The surgery worked, “kind of,” as Carlisle tells it. Afterward she was still having about 15 seizures a day.
Brantley says Carlisle’s medical team at Children’s was “phenomenal” and helped guide them to Columbia University’s children’s hospital in New York for Carlisle’s second surgery in October 2020. She also says they credit Children’s and UAB for connecting them with a medical team to address Carlisle’s complicated case.
The surgery in New York used a different procedure to drill holes to put electrodes deeper down in her brain where they thought the seizures had their root. And this time the outcome was drastically better. Carlisle had been seizure-free for three months as of the writing of this article.

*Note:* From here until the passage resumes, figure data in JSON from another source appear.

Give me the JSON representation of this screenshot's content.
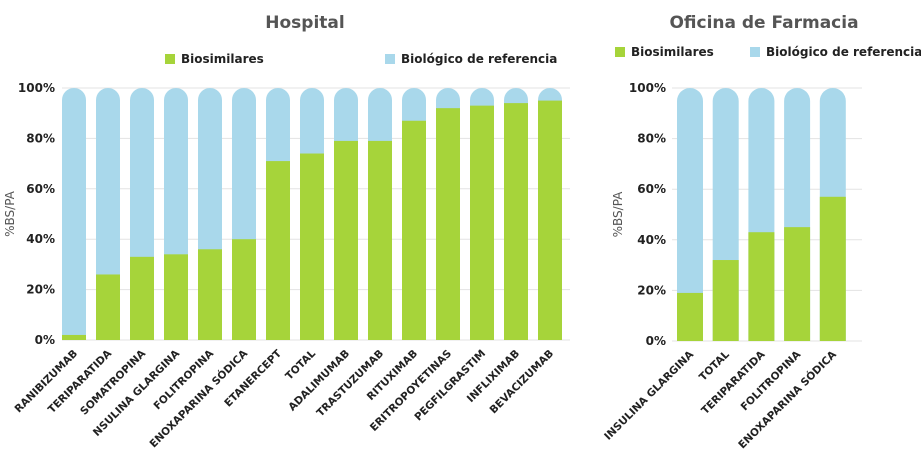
{
  "colors": {
    "biosimilar": "#a6d43a",
    "reference": "#a9d8eb",
    "grid": "#e3e3e3",
    "title": "#555555",
    "text": "#222222"
  },
  "chart_data": [
    {
      "type": "bar",
      "stacked": true,
      "title": "Hospital",
      "ylabel": "%BS/PA",
      "ylim": [
        0,
        100
      ],
      "yticks": [
        "0%",
        "20%",
        "40%",
        "60%",
        "80%",
        "100%"
      ],
      "legend": [
        "Biosimilares",
        "Biológico de referencia"
      ],
      "legend_position": "top",
      "categories": [
        "RANIBIZUMAB",
        "TERIPARATIDA",
        "SOMATROPINA",
        "NSULINA GLARGINA",
        "FOLITROPINA",
        "ENOXAPARINA SÓDICA",
        "ETANERCEPT",
        "TOTAL",
        "ADALIMUMAB",
        "TRASTUZUMAB",
        "RITUXIMAB",
        "ERITROPOYETINAS",
        "PEGFILGRASTIM",
        "INFLIXIMAB",
        "BEVACIZUMAB"
      ],
      "series": [
        {
          "name": "Biosimilares",
          "values": [
            2,
            26,
            33,
            34,
            36,
            40,
            71,
            74,
            79,
            79,
            87,
            92,
            93,
            94,
            95
          ]
        },
        {
          "name": "Biológico de referencia",
          "values": [
            98,
            74,
            67,
            66,
            64,
            60,
            29,
            26,
            21,
            21,
            13,
            8,
            7,
            6,
            5
          ]
        }
      ]
    },
    {
      "type": "bar",
      "stacked": true,
      "title": "Oficina de Farmacia",
      "ylabel": "%BS/PA",
      "ylim": [
        0,
        100
      ],
      "yticks": [
        "0%",
        "20%",
        "40%",
        "60%",
        "80%",
        "100%"
      ],
      "legend": [
        "Biosimilares",
        "Biológico de referencia"
      ],
      "legend_position": "top",
      "categories": [
        "INSULINA GLARGINA",
        "TOTAL",
        "TERIPARATIDA",
        "FOLITROPINA",
        "ENOXAPARINA SÓDICA"
      ],
      "series": [
        {
          "name": "Biosimilares",
          "values": [
            19,
            32,
            43,
            45,
            57
          ]
        },
        {
          "name": "Biológico de referencia",
          "values": [
            81,
            68,
            57,
            55,
            43
          ]
        }
      ]
    }
  ]
}
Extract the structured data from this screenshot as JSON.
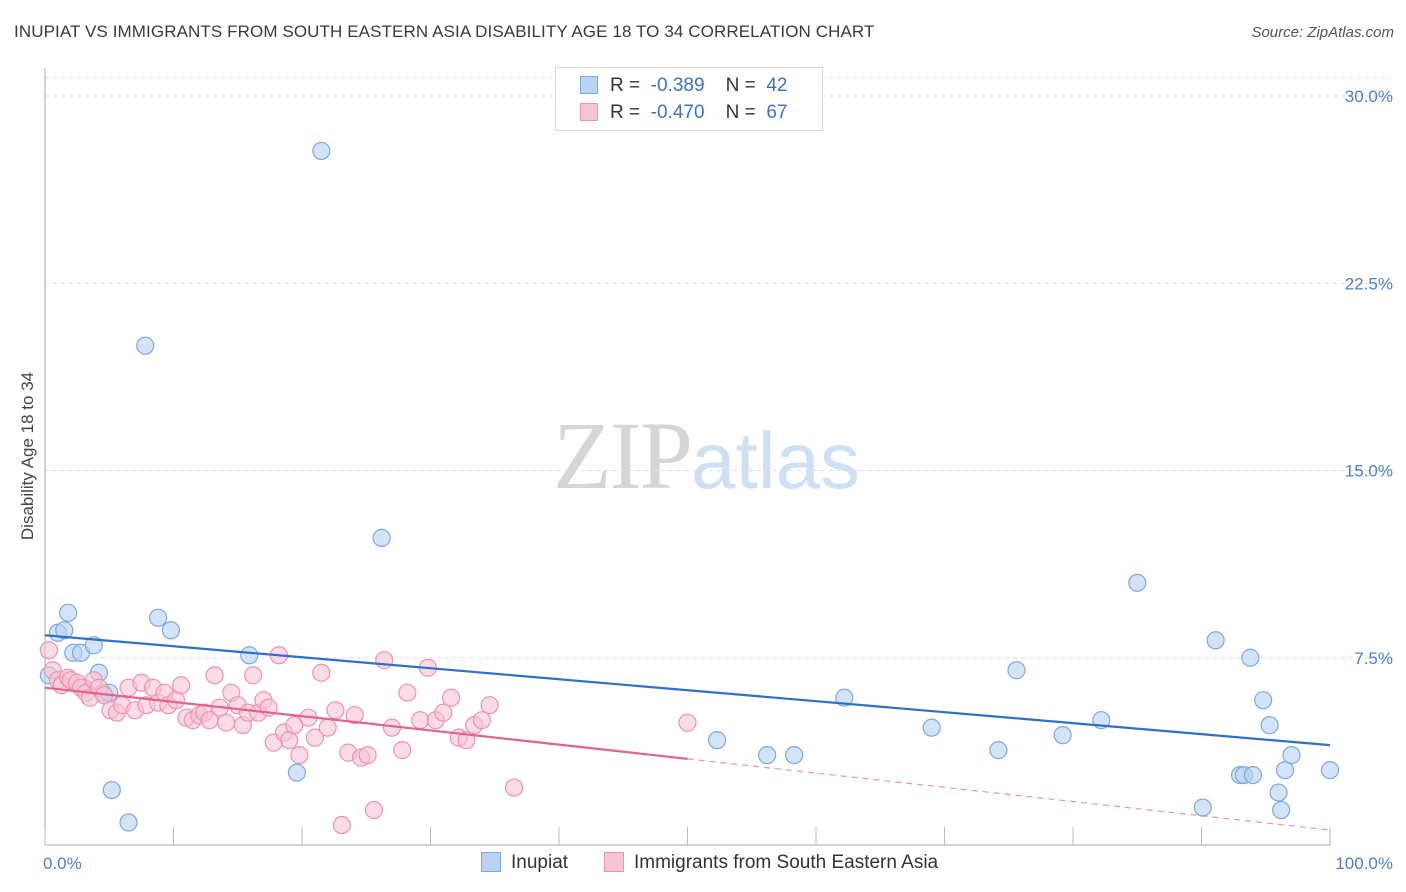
{
  "title": "INUPIAT VS IMMIGRANTS FROM SOUTH EASTERN ASIA DISABILITY AGE 18 TO 34 CORRELATION CHART",
  "source": "Source: ZipAtlas.com",
  "watermark": {
    "zip": "ZIP",
    "atlas": "atlas"
  },
  "colors": {
    "blue_fill": "#b8d2f3",
    "blue_stroke": "#7ea8e0",
    "blue_line": "#2f6fcc",
    "pink_fill": "#f8c3d4",
    "pink_stroke": "#ec93b2",
    "pink_line": "#e0648f",
    "grid": "#dddddd",
    "tick_text": "#4a7fd0"
  },
  "legend": {
    "rows": [
      {
        "r_label": "R =",
        "r_value": "-0.389",
        "n_label": "N =",
        "n_value": "42"
      },
      {
        "r_label": "R =",
        "r_value": "-0.470",
        "n_label": "N =",
        "n_value": "67"
      }
    ]
  },
  "chart_data": {
    "type": "scatter",
    "title": "INUPIAT VS IMMIGRANTS FROM SOUTH EASTERN ASIA DISABILITY AGE 18 TO 34 CORRELATION CHART",
    "xlabel": "",
    "ylabel": "Disability Age 18 to 34",
    "xlim": [
      0,
      100
    ],
    "ylim": [
      0,
      30
    ],
    "x_tick_labels": [
      {
        "value": 0,
        "label": "0.0%"
      },
      {
        "value": 100,
        "label": "100.0%"
      }
    ],
    "y_tick_labels": [
      {
        "value": 7.5,
        "label": "7.5%"
      },
      {
        "value": 15,
        "label": "15.0%"
      },
      {
        "value": 22.5,
        "label": "22.5%"
      },
      {
        "value": 30,
        "label": "30.0%"
      }
    ],
    "y_grid": [
      7.5,
      15,
      22.5,
      30
    ],
    "legend_position": "bottom",
    "series": [
      {
        "name": "Inupiat",
        "color": "blue",
        "trend": {
          "x0": 0,
          "y0": 8.4,
          "x1": 100,
          "y1": 4.0,
          "solid_until": 100
        },
        "points": [
          [
            0.3,
            6.8
          ],
          [
            1.0,
            8.5
          ],
          [
            1.5,
            8.6
          ],
          [
            1.8,
            9.3
          ],
          [
            2.2,
            7.7
          ],
          [
            2.8,
            7.7
          ],
          [
            3.0,
            6.3
          ],
          [
            3.8,
            8.0
          ],
          [
            4.2,
            6.9
          ],
          [
            4.5,
            6.1
          ],
          [
            5.0,
            6.1
          ],
          [
            5.2,
            2.2
          ],
          [
            6.5,
            0.9
          ],
          [
            7.8,
            20.0
          ],
          [
            8.8,
            9.1
          ],
          [
            9.8,
            8.6
          ],
          [
            15.9,
            7.6
          ],
          [
            19.6,
            2.9
          ],
          [
            21.5,
            27.8
          ],
          [
            26.2,
            12.3
          ],
          [
            52.3,
            4.2
          ],
          [
            56.2,
            3.6
          ],
          [
            58.3,
            3.6
          ],
          [
            62.2,
            5.9
          ],
          [
            69.0,
            4.7
          ],
          [
            74.2,
            3.8
          ],
          [
            75.6,
            7.0
          ],
          [
            79.2,
            4.4
          ],
          [
            82.2,
            5.0
          ],
          [
            85.0,
            10.5
          ],
          [
            90.1,
            1.5
          ],
          [
            91.1,
            8.2
          ],
          [
            93.0,
            2.8
          ],
          [
            93.3,
            2.8
          ],
          [
            93.8,
            7.5
          ],
          [
            94.0,
            2.8
          ],
          [
            94.8,
            5.8
          ],
          [
            95.3,
            4.8
          ],
          [
            96.0,
            2.1
          ],
          [
            96.2,
            1.4
          ],
          [
            96.5,
            3.0
          ],
          [
            97.0,
            3.6
          ],
          [
            100.0,
            3.0
          ]
        ]
      },
      {
        "name": "Immigrants from South Eastern Asia",
        "color": "pink",
        "trend": {
          "x0": 0,
          "y0": 6.3,
          "x1": 100,
          "y1": 0.6,
          "solid_until": 50
        },
        "points": [
          [
            0.3,
            7.8
          ],
          [
            0.6,
            7.0
          ],
          [
            1.0,
            6.6
          ],
          [
            1.3,
            6.4
          ],
          [
            1.8,
            6.7
          ],
          [
            2.0,
            6.6
          ],
          [
            2.5,
            6.5
          ],
          [
            2.8,
            6.3
          ],
          [
            3.2,
            6.1
          ],
          [
            3.5,
            5.9
          ],
          [
            3.8,
            6.6
          ],
          [
            4.2,
            6.3
          ],
          [
            4.6,
            6.0
          ],
          [
            5.1,
            5.4
          ],
          [
            5.6,
            5.3
          ],
          [
            6.0,
            5.6
          ],
          [
            6.5,
            6.3
          ],
          [
            7.0,
            5.4
          ],
          [
            7.5,
            6.5
          ],
          [
            7.9,
            5.6
          ],
          [
            8.4,
            6.3
          ],
          [
            8.8,
            5.7
          ],
          [
            9.3,
            6.1
          ],
          [
            9.6,
            5.6
          ],
          [
            10.2,
            5.8
          ],
          [
            10.6,
            6.4
          ],
          [
            11.0,
            5.1
          ],
          [
            11.5,
            5.0
          ],
          [
            12.0,
            5.2
          ],
          [
            12.4,
            5.3
          ],
          [
            12.8,
            5.0
          ],
          [
            13.2,
            6.8
          ],
          [
            13.6,
            5.5
          ],
          [
            14.1,
            4.9
          ],
          [
            14.5,
            6.1
          ],
          [
            15.0,
            5.6
          ],
          [
            15.4,
            4.8
          ],
          [
            15.8,
            5.3
          ],
          [
            16.2,
            6.8
          ],
          [
            16.6,
            5.3
          ],
          [
            17.0,
            5.8
          ],
          [
            17.4,
            5.5
          ],
          [
            17.8,
            4.1
          ],
          [
            18.2,
            7.6
          ],
          [
            18.6,
            4.5
          ],
          [
            19.0,
            4.2
          ],
          [
            19.4,
            4.8
          ],
          [
            19.8,
            3.6
          ],
          [
            20.5,
            5.1
          ],
          [
            21.0,
            4.3
          ],
          [
            21.5,
            6.9
          ],
          [
            22.0,
            4.7
          ],
          [
            22.6,
            5.4
          ],
          [
            23.1,
            0.8
          ],
          [
            23.6,
            3.7
          ],
          [
            24.1,
            5.2
          ],
          [
            24.6,
            3.5
          ],
          [
            25.1,
            3.6
          ],
          [
            25.6,
            1.4
          ],
          [
            26.4,
            7.4
          ],
          [
            27.0,
            4.7
          ],
          [
            27.8,
            3.8
          ],
          [
            28.2,
            6.1
          ],
          [
            29.2,
            5.0
          ],
          [
            29.8,
            7.1
          ],
          [
            30.4,
            5.0
          ],
          [
            31.0,
            5.3
          ],
          [
            31.6,
            5.9
          ],
          [
            32.2,
            4.3
          ],
          [
            32.8,
            4.2
          ],
          [
            33.4,
            4.8
          ],
          [
            34.0,
            5.0
          ],
          [
            34.6,
            5.6
          ],
          [
            36.5,
            2.3
          ],
          [
            50.0,
            4.9
          ]
        ]
      }
    ]
  }
}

Now that she’s on the other side of surgery, Carlisle says she understands all the more just how supportive her friends—from Altamont and her years at Mountain Brook Elementary and soccer teams and Camp Green Cove—had been all along. “My friends tell me that it’s weird walking around places now because before they made sure I was crossing the streets safely, and I didn’t realize they were doing it at the time,” she says. “They still find themselves doing it because it’s instinct now.”
When she did have a seizure, her friends knew what to do and they would do it, and then they would all go right back to what they were doing before. “They took care of her but they didn’t treat her any differently,” Brantley says. “They leaned into it in a way that was really cool to watch as a parent. I think we fear the social implications of epilepsy, and Carlisle has been really lucky in that regard.”
Life post-surgery has also given Carlisle a new perspective on the sport she’d always known. For the first surgery she had to take two months off of soccer, and for the second she had to take off the entire fall season. “Being out made me miss it so much,” she says. “I think I took it for granted before and now I don’t.”
But still, she was back on the field within about five weeks after major brain surgery. “She wasn’t heading the ball or with contact, but she could kick around and do conditioning,” Brantley says. “It was remarkable.”
As Carlisle heads into her senior soccer season, Altamont has moved up to 4A-3A from 2A-3A classification in athletics, setting the scene for an “interesting season,” Carlisle says. “But I’m excited!”
“(Soccer is) such a good mental and physical release for her,” Brantley says. “It’s her way of letting loose while being productive and part of a team.”